In 2015 the NAS carried out a poll which found 99.5 per cent of people had heard of autism, so awareness is out there. However, what is lacking is understanding and ultimately empathy, and that is what is at the very heart of this new campaign.

The aim of their new campaign is to increase understanding about autism and make people aware of the fact individuals on the autistic spectrum can “see, hear and feel the world in a different way to other people”. Hence the theme, Too Much Information. The campaign shares research in relation to how autistic individuals and their families are judged and treated in the community. The powerful 90-second film shows how a trip to the local shopping centre can be overwhelming for an autistic child and results in autistic meltdown due to sensory overload.

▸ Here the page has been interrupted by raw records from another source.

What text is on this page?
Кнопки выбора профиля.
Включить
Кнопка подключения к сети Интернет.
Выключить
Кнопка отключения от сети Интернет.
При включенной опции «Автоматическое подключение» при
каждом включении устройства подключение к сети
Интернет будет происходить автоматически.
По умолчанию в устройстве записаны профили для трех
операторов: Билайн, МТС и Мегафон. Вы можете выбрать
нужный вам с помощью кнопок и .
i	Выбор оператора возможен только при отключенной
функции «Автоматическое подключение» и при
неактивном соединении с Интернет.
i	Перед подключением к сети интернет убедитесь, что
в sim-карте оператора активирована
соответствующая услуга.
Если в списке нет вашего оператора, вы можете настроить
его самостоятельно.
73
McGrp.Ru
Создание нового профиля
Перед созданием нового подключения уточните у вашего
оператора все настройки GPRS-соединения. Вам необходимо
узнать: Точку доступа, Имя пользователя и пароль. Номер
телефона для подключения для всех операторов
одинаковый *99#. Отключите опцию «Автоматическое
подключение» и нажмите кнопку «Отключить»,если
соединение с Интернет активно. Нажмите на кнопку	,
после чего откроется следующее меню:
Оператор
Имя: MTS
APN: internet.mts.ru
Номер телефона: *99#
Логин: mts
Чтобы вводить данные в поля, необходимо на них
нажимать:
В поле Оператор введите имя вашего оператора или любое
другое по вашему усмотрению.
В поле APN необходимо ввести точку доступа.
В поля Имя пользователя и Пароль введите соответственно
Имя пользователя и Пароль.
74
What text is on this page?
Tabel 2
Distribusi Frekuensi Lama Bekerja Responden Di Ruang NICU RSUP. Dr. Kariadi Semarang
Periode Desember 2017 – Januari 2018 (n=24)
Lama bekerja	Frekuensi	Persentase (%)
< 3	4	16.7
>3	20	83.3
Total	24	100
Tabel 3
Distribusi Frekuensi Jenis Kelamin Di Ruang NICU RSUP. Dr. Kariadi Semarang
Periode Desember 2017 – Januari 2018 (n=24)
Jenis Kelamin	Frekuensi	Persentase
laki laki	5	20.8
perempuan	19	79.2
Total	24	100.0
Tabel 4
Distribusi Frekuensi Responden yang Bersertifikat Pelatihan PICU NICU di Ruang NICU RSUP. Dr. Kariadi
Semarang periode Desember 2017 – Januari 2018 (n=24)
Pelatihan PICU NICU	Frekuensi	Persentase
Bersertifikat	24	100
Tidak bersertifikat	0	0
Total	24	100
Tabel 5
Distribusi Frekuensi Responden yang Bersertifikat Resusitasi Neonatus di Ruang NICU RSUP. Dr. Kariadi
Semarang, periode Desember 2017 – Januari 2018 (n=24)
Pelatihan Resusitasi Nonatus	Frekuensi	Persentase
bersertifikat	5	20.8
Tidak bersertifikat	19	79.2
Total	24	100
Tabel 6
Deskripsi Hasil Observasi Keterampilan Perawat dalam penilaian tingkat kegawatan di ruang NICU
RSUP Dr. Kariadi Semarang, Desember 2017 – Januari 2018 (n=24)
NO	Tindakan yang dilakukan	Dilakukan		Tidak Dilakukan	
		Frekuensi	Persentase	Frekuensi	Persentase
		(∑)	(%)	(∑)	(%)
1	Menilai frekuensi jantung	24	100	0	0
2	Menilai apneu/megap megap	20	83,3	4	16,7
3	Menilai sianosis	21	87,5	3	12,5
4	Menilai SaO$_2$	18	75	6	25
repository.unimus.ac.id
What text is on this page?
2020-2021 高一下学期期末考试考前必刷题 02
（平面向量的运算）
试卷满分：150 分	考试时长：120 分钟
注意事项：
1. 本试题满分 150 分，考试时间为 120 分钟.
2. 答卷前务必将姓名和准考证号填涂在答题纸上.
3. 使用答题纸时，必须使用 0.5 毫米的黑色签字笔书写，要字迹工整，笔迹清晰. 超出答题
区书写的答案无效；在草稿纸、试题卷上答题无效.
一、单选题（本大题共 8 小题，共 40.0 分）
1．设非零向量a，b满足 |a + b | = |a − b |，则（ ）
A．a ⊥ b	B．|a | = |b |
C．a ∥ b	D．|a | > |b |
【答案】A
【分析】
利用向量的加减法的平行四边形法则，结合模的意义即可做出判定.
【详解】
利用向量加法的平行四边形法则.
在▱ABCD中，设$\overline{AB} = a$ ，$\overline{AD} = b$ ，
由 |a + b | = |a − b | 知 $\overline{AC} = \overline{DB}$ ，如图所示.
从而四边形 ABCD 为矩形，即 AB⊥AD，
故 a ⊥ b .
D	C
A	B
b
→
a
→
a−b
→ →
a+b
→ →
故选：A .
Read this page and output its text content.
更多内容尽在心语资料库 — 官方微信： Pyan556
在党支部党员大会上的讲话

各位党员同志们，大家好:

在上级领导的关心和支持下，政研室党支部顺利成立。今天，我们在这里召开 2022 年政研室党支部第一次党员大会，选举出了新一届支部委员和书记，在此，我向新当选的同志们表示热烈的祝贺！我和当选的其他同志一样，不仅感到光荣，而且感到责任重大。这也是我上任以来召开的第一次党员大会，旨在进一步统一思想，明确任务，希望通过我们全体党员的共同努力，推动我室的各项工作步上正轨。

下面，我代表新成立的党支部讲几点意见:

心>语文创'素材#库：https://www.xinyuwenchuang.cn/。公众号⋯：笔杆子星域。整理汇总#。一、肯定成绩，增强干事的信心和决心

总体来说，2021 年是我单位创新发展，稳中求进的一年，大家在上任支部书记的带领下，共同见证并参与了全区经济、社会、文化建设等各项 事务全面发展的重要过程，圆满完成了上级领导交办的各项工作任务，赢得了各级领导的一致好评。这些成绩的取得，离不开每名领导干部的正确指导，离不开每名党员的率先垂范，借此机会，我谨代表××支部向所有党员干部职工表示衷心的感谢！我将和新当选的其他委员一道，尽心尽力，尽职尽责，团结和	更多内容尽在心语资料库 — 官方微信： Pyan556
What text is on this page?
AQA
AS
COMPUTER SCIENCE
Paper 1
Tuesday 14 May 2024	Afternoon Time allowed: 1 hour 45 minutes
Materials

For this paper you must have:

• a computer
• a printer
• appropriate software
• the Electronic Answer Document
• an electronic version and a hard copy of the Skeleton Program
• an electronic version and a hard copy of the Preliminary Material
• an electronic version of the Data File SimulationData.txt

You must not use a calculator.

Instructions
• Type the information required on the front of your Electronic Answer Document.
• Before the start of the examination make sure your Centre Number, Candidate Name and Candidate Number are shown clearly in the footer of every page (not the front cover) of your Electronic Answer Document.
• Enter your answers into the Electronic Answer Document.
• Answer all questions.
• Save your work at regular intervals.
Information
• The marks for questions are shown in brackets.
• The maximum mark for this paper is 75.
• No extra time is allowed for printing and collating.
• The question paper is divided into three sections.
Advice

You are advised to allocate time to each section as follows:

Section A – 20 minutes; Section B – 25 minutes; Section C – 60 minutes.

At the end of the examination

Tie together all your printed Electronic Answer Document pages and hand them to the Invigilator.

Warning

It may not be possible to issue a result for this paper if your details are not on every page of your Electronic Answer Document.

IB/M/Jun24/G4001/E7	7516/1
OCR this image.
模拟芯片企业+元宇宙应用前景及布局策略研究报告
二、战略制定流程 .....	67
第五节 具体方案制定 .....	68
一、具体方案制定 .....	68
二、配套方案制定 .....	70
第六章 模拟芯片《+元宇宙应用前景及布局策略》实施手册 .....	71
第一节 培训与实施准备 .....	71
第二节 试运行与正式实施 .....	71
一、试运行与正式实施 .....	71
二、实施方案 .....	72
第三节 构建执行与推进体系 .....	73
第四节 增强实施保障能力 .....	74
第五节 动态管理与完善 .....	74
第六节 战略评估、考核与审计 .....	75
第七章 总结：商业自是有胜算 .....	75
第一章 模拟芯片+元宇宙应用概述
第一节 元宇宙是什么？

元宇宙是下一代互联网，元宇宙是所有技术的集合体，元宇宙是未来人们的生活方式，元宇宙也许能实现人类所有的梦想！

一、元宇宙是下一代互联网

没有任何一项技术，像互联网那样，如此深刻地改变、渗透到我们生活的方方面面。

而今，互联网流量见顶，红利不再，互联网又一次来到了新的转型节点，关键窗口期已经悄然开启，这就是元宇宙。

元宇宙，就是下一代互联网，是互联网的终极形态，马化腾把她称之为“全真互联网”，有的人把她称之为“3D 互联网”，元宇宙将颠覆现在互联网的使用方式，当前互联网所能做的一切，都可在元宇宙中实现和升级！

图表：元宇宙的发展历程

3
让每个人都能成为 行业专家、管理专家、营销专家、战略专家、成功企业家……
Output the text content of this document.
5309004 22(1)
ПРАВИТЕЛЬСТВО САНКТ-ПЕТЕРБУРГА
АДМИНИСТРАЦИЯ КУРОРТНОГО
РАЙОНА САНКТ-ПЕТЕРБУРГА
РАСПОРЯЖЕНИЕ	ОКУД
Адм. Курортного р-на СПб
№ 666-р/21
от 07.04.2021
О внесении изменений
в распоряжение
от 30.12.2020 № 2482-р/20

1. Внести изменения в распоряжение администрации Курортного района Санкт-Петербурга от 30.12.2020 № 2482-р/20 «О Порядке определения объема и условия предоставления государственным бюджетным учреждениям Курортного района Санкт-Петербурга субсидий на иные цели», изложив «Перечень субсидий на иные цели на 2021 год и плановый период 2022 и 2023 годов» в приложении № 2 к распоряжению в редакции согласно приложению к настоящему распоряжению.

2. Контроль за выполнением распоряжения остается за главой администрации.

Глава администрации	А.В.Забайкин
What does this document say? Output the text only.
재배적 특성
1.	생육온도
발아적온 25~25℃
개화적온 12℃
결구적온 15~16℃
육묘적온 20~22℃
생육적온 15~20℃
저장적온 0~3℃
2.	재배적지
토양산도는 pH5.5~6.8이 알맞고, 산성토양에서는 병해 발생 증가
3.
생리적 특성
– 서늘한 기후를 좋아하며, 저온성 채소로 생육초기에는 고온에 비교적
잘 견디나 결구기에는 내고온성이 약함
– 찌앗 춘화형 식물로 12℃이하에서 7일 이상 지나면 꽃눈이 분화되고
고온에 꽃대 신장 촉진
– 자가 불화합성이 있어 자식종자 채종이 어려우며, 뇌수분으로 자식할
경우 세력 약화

As a mother to a young autistic child, reading the statistic is hard. The NAS states: “Eighty four per cent of autistic people feel people judge them as strange. Seventy per cent of families living with autism feel socially isolated 74 per cent of families living with autism say people tut or make disapproving noises.”

Viewing the TMI film is even harder. The end scene in particular cuts right through me. This is of a woman who gives a look of pure contempt towards the mother of the child who is having difficulties coping with all of the sensory stimuli in a busy shopping centre.

It is difficult to watch as I have had that very same stare, the stare which screams at you, ‘what a naughty child’, and ‘can you not control your child?’ In fact, I have been told in the past that my child is naughty and autism doesn’t exist, that it is simply an excuse for naughty children.

What this video urges, is for us all to be more empathetic towards a child and their family. It is the tuts and looks of disgust that truly hurt. That is why this campaign is so very important.

The words from Alex at the very end are what we should all consider and embrace. “I’m not naughty, I’m autistic and I just get too much information.”